# ON SOME TRENDS IN ELLIPTIC PROBLEM SOLVERS

S. C. EISENSTAT AND M. H. SCHULTZ

TECHNICAL REPORT #194/81

FEBRUARY 1981

This work was supported in part by the U.S. Office of Naval Research under Grant N00014-76-C-0277.

### 1. Introduction

Elliptic boundary value problems are at the core of many systems of partial differential equations occurring in mechanics. Examples of applications include fluid dynamics, semiconductor device modelling, and structural analysis. In addition, they often appear as a result of applying an implicit difference approximation to the time derivative in a parabolic problem. Thus, it is important to have efficient and robust elliptic problem solvers. Moreover, we expect that many of the issues faced in the development of such solvers are typical of those to be faced in the development of large-scale scientific problem solvers.

The development of high-technology elliptic problem solvers must include serious consideration of algorithms, architecture, and applied mathematics, each traditionally the subject of an entire discipline. Recent and expected advances in algorithm and hardware technologies strongly suggest the possibility of both dramatically reducing the cost and dramatically increasing the scope of scientific computational modelling. But an integrated highly interdisciplinary approach will be necessary to realize this possibility.

Success in the development of high-technology elliptic problem solvers will significantly increase the effectiveness and productivity of engineers and scientists by decreasing the cost of their computing, by increasing the efficiency with which they can use the computer, and by allowing them to solve increasingly more complex problems, which are computationally intractable on even the fastest machines available today.

In this paper we discuss some of the issues involved in the design of a high-technology elliptic problem solver. In particular, we will concentrate our attention on the design of a modular, heterogeneous multi-processor elliptic problem solver consisting of a host computer and one or more peripheral processors.
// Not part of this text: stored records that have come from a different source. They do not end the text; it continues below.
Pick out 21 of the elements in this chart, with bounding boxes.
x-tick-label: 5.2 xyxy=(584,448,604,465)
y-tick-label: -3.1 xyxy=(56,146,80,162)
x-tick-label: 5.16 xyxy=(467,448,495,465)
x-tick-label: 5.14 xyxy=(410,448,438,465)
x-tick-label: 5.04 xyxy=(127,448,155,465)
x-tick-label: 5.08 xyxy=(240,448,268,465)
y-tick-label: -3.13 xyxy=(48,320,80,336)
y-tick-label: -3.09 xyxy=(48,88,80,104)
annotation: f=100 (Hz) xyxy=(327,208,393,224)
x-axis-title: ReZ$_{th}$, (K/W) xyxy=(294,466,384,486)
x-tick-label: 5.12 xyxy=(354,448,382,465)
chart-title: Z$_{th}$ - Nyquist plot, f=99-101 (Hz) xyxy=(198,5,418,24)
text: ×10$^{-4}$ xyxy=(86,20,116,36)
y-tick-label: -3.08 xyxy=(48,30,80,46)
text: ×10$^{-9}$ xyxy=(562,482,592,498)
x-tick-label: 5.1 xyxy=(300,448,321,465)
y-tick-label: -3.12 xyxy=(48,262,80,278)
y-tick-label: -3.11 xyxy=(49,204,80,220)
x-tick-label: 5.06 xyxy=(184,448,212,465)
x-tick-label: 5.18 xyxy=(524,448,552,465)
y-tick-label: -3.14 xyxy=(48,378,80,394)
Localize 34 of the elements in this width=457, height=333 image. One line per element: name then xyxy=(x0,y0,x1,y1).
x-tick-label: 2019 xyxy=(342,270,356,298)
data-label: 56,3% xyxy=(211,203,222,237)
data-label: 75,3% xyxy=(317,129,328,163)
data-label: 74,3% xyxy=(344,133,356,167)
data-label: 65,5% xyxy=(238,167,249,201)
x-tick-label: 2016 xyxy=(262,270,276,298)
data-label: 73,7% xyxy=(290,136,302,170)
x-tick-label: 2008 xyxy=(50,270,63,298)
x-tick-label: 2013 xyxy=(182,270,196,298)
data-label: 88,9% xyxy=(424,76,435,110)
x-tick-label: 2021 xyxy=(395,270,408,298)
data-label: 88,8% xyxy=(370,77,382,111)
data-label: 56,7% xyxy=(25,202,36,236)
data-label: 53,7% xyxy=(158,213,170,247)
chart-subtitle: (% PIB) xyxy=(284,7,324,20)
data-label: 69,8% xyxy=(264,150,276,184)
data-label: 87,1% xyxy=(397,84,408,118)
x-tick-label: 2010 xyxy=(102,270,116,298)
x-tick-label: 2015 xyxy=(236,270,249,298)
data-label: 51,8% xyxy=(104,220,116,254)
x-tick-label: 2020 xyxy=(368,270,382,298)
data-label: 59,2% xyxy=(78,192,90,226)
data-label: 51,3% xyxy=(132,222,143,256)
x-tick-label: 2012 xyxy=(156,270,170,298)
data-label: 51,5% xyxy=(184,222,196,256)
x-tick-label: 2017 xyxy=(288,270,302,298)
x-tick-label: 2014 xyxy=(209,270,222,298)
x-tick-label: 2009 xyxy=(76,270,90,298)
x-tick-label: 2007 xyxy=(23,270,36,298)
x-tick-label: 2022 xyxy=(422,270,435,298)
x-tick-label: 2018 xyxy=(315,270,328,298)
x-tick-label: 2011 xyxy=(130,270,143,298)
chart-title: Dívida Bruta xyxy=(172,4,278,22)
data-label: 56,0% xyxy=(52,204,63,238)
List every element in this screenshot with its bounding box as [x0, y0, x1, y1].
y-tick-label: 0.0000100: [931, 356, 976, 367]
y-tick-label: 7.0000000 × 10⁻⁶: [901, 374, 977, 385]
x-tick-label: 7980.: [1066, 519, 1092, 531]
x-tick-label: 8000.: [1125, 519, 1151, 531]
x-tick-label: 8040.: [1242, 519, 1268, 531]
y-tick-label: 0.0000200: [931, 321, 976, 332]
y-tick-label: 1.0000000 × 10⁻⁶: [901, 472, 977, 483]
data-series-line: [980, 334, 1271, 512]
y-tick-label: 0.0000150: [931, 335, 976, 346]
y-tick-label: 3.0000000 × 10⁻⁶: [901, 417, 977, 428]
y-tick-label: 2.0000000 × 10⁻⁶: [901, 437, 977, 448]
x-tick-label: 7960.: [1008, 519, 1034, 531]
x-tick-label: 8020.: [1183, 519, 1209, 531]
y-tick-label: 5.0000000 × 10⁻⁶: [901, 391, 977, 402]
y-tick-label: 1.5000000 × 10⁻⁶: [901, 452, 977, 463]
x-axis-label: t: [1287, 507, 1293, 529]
We wish to acknowledge the help of our current and former students and colleagues in the Department of Computer Science of Yale University in developing the ideas presented here. In particular, our colleague Josh Fisher played a key role in formulating the ideas in the Architecture section of this paper.

## 2. Architecture

We propose a high-technology elliptic problem solver consisting of a heterogeneous multi-processor computer system. This system would have a host machine (such as a minicomputer with a 32-bit word length and an operating system supporting virtual memory) and one or more highly optimized peripheral processors. An important practical advantage to this type of architecture is the fact that one does not have to design a complete hardware-software system to gain great computational power.

Commercial high-performance, programmable peripheral processors, which we will refer to hereafter as attached processors, have become quite popular for signal processing. These processors

feature tailored scientific instruction sets, direct user microprogramming, and very wide instruction words. This provides potentially very large speed-ups, but makes the processors extremely difficult to code for efficient performance. Clearly, programming tools such as optimizing FORTRAN compilers are a critical need if the use of these devices is to become commonplace. It seems quite likely that for the next five years such attached processors will provide a very attractive architecture for rapid and cost-effective scientific computation.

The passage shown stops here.